His career ended at the age of 13 when he was permanently injured from a thrashing he received after losing a race. A chunk of his thigh had to be cut away after a wound from the beating became gangrenous.
"The pain is always with me," Moosa said.
Moosa is one of 600 boys, some as young as seven, repatriated in 2006 as a result of pressure by rights groups and the United States on Gulf Arab governments to act against child trafficking, especially of young boys sent to work as camel jockeys.
While the story clearly lays out how bad things were for these boys while they were racing, things aren't going that swimmingly for them now:
For Moosa, it has been a return to the poverty of his mud and brick home in Chachraan, a village in Pakistan's rural southern Punjab province.

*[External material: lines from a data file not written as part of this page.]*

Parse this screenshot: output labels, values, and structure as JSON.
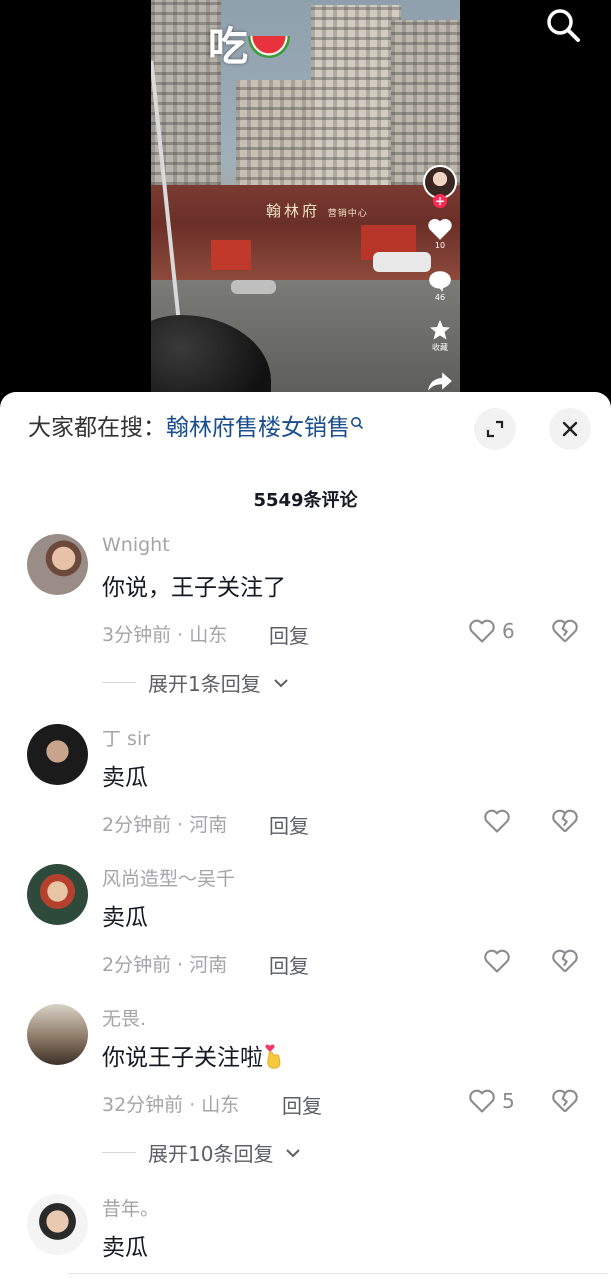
{
  "video": {
    "overlay_text": "吃",
    "overlay_emoji": "watermelon",
    "store_sign_main": "翰林府",
    "store_sign_sub": "营销中心",
    "rail": {
      "like_count": "10",
      "comment_count": "46",
      "favorite_label": "收藏"
    }
  },
  "top": {
    "search_icon": "search-icon"
  },
  "sheet": {
    "search_prefix": "大家都在搜：",
    "search_keyword": "翰林府售楼女销售",
    "comment_count_label": "5549条评论",
    "comments": [
      {
        "username": "Wnight",
        "text": "你说，王子关注了",
        "meta": "3分钟前 · 山东",
        "reply_label": "回复",
        "likes": "6",
        "expand_label": "展开1条回复"
      },
      {
        "username": "丁 sir",
        "text": "卖瓜",
        "meta": "2分钟前 · 河南",
        "reply_label": "回复",
        "likes": ""
      },
      {
        "username": "风尚造型～吴千",
        "text": "卖瓜",
        "meta": "2分钟前 · 河南",
        "reply_label": "回复",
        "likes": ""
      },
      {
        "username": "无畏.",
        "text": "你说王子关注啦",
        "emoji": "crossed-fingers-heart",
        "meta": "32分钟前 · 山东",
        "reply_label": "回复",
        "likes": "5",
        "expand_label": "展开10条回复"
      },
      {
        "username": "昔年。",
        "text": "卖瓜"
      }
    ]
  },
  "colors": {
    "keyword": "#1a4e8c",
    "muted": "#a5a5a9",
    "text": "#161823",
    "accent": "#fe2c55"
  }
}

"What are these children going to do now. We already live hand-to-mouth and there is no work for us," Moosa's frail father says, while sitting on a wooden stretcher in a dimly lit room.
And the future may not be that good either:
The UAE has eradicated the use of child jockeys, though the problem persists elsewhere in the Gulf, including Kuwait, according to Zubair Shad, director of a project run with UNICEF to help rehabilitate child jockeys.
"We have sent a report to UNICEF drawing its attention to the situation in Kuwait, Qatar and Saudi Arabia," Shad said from his office in Punjab's capital of Lahore.
There are fears that some parents and rogue agents will send kids back to places where rules banning child jockeys are lax.